This central spine from the railway station to the airport will have to connect with local buses and trains for it to work.
That means transfers.
Greater Wellington Regional Council Sustainable Transport Committee deputy chair Daran Ponter wants a report on the extent of these transfers to be completed in tandem with the business case for mass rapid transit.
The city's new bus network, commonly known as the bustastrophe or the lasagne of failure, left a bad taste in the mouths of Wellingtonians.
The original proposal for the bus network was to have as many as 25 per cent of journeys involving hubbing, which is another name for transfers.
With the benefit of hindsight, Ponter and his transport colleagues would have breathed a sigh of relief that proposal never eventuated.
Instead, hubbing increased from about 4 per cent of journeys to 7 per cent.
But not all the hubs where people would wait for their transfers were actually built at the time of the network rollout.
Even worse, services passengers would have to transfer between were operated by different bus companies which had no way of communicating with one another.
It prompted a strong public backlash following which Ponter announced he was embarking on a "hub busting" exercise and removed as many transfers as possible.
Much of the narrative around mass rapid transit thus far has been on which route it will take and what technology will go on it.
Will it be trackless trams, light rail or bus rapid transit?
Ponter's argument is that the decision can't be made without knowing the extent of the transfers for each technology.
He's got a notice of motion planned for a Sustainable Transport Committee this week asking for just that.
He also wants the report to cover the extent transferring might be reduced or minimised and how it might be better accommodated.
"Wellington is not Tokyo, London or even somewhere like Melbourne.

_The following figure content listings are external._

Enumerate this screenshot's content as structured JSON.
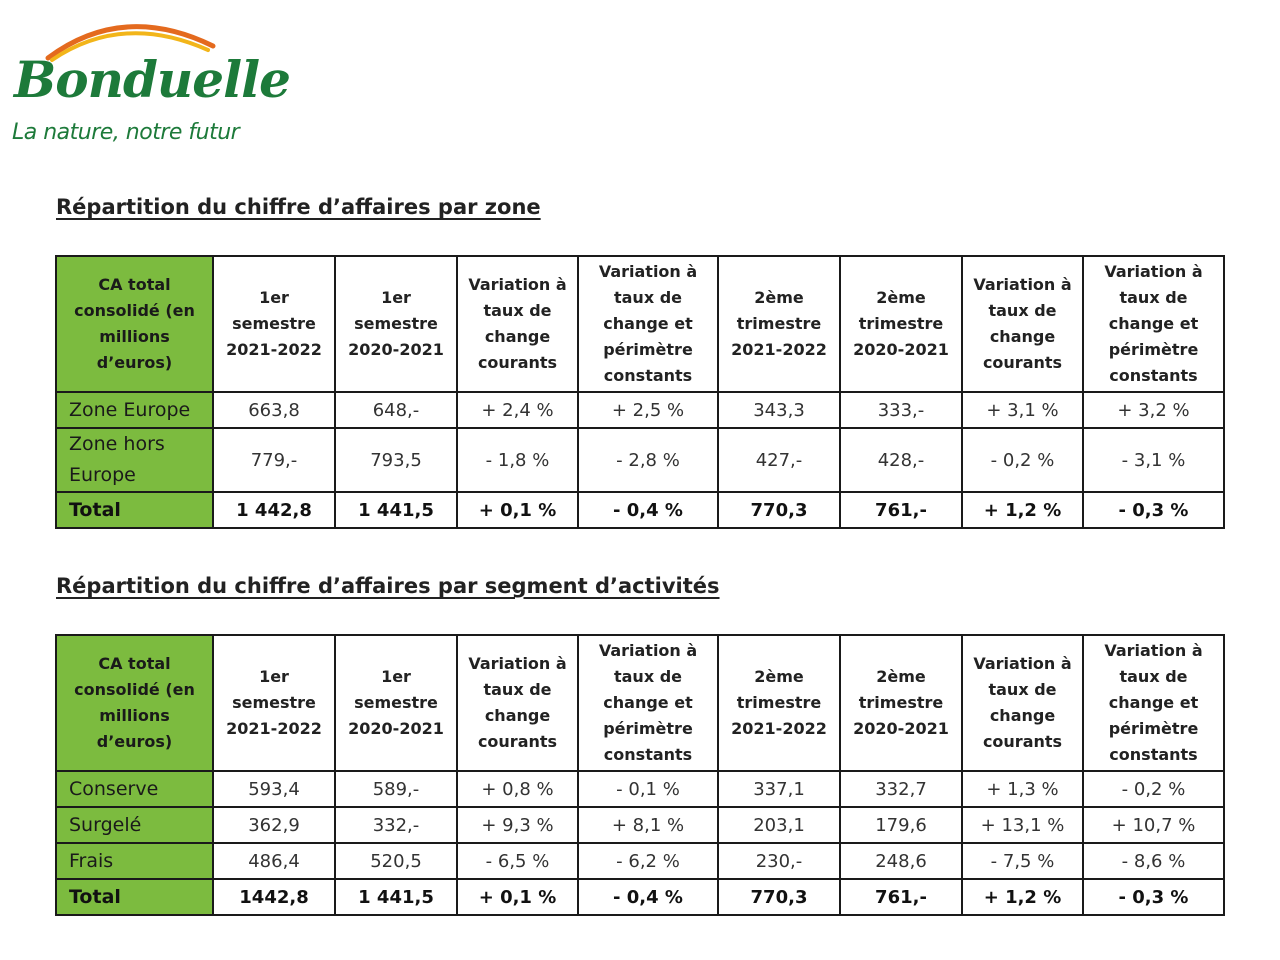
{
  "brand": {
    "name": "Bonduelle",
    "tagline": "La nature, notre futur",
    "colors": {
      "green": "#1d7a3a",
      "arc_yellow": "#f2b51a",
      "arc_orange": "#e46a1e",
      "table_green": "#7cbb3f"
    }
  },
  "zone": {
    "title": "Répartition du chiffre d’affaires par zone",
    "headers": [
      "CA total consolidé (en millions d’euros)",
      "1er semestre 2021-2022",
      "1er semestre 2020-2021",
      "Variation à taux de change courants",
      "Variation à taux de change et périmètre constants",
      "2ème trimestre 2021-2022",
      "2ème trimestre 2020-2021",
      "Variation à taux de change courants",
      "Variation à taux de change et périmètre constants"
    ],
    "rows": [
      {
        "label": "Zone Europe",
        "cells": [
          "663,8",
          "648,-",
          "+ 2,4 %",
          "+ 2,5 %",
          "343,3",
          "333,-",
          "+ 3,1 %",
          "+ 3,2 %"
        ]
      },
      {
        "label": "Zone hors Europe",
        "cells": [
          "779,-",
          "793,5",
          "- 1,8 %",
          "- 2,8 %",
          "427,-",
          "428,-",
          "- 0,2 %",
          "- 3,1 %"
        ]
      },
      {
        "label": "Total",
        "cells": [
          "1 442,8",
          "1 441,5",
          "+ 0,1 %",
          "- 0,4 %",
          "770,3",
          "761,-",
          "+ 1,2 %",
          "- 0,3 %"
        ]
      }
    ]
  },
  "segment": {
    "title": "Répartition du chiffre d’affaires par segment d’activités",
    "headers": [
      "CA total consolidé (en millions d’euros)",
      "1er semestre 2021-2022",
      "1er semestre 2020-2021",
      "Variation à taux de change courants",
      "Variation à taux de change et périmètre constants",
      "2ème trimestre 2021-2022",
      "2ème trimestre 2020-2021",
      "Variation à taux de change courants",
      "Variation à taux de change et périmètre constants"
    ],
    "rows": [
      {
        "label": "Conserve",
        "cells": [
          "593,4",
          "589,-",
          "+ 0,8 %",
          "- 0,1 %",
          "337,1",
          "332,7",
          "+ 1,3 %",
          "- 0,2 %"
        ]
      },
      {
        "label": "Surgelé",
        "cells": [
          "362,9",
          "332,-",
          "+ 9,3 %",
          "+ 8,1 %",
          "203,1",
          "179,6",
          "+ 13,1 %",
          "+ 10,7 %"
        ]
      },
      {
        "label": "Frais",
        "cells": [
          "486,4",
          "520,5",
          "- 6,5 %",
          "- 6,2 %",
          "230,-",
          "248,6",
          "- 7,5 %",
          "- 8,6 %"
        ]
      },
      {
        "label": "Total",
        "cells": [
          "1442,8",
          "1 441,5",
          "+ 0,1 %",
          "- 0,4 %",
          "770,3",
          "761,-",
          "+ 1,2 %",
          "- 0,3 %"
        ]
      }
    ]
  }
}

"We just don't have the population to justify the frequency of service that would give you a two-minute or three-minute overlap so that makes it even more critical that we understand how transfers will be managed," Ponter said.
That's the problem those looking at the finer details of Let's Get Wellington Moving will have to consider.
How long will commuters be willing to wait for their transfer? And if they miss it, how long will that make the wait?
In London it's minutes, in Wellington would it be half an hour?
Those are the questions politicians will want answers to because otherwise they run the risk of looking like they've learned nothing from the past year of bus chaos in the capital.
They know they'll be facing commuters who are unlikely to be as patient as they otherwise would be having that last year of transport woes fresh in their minds.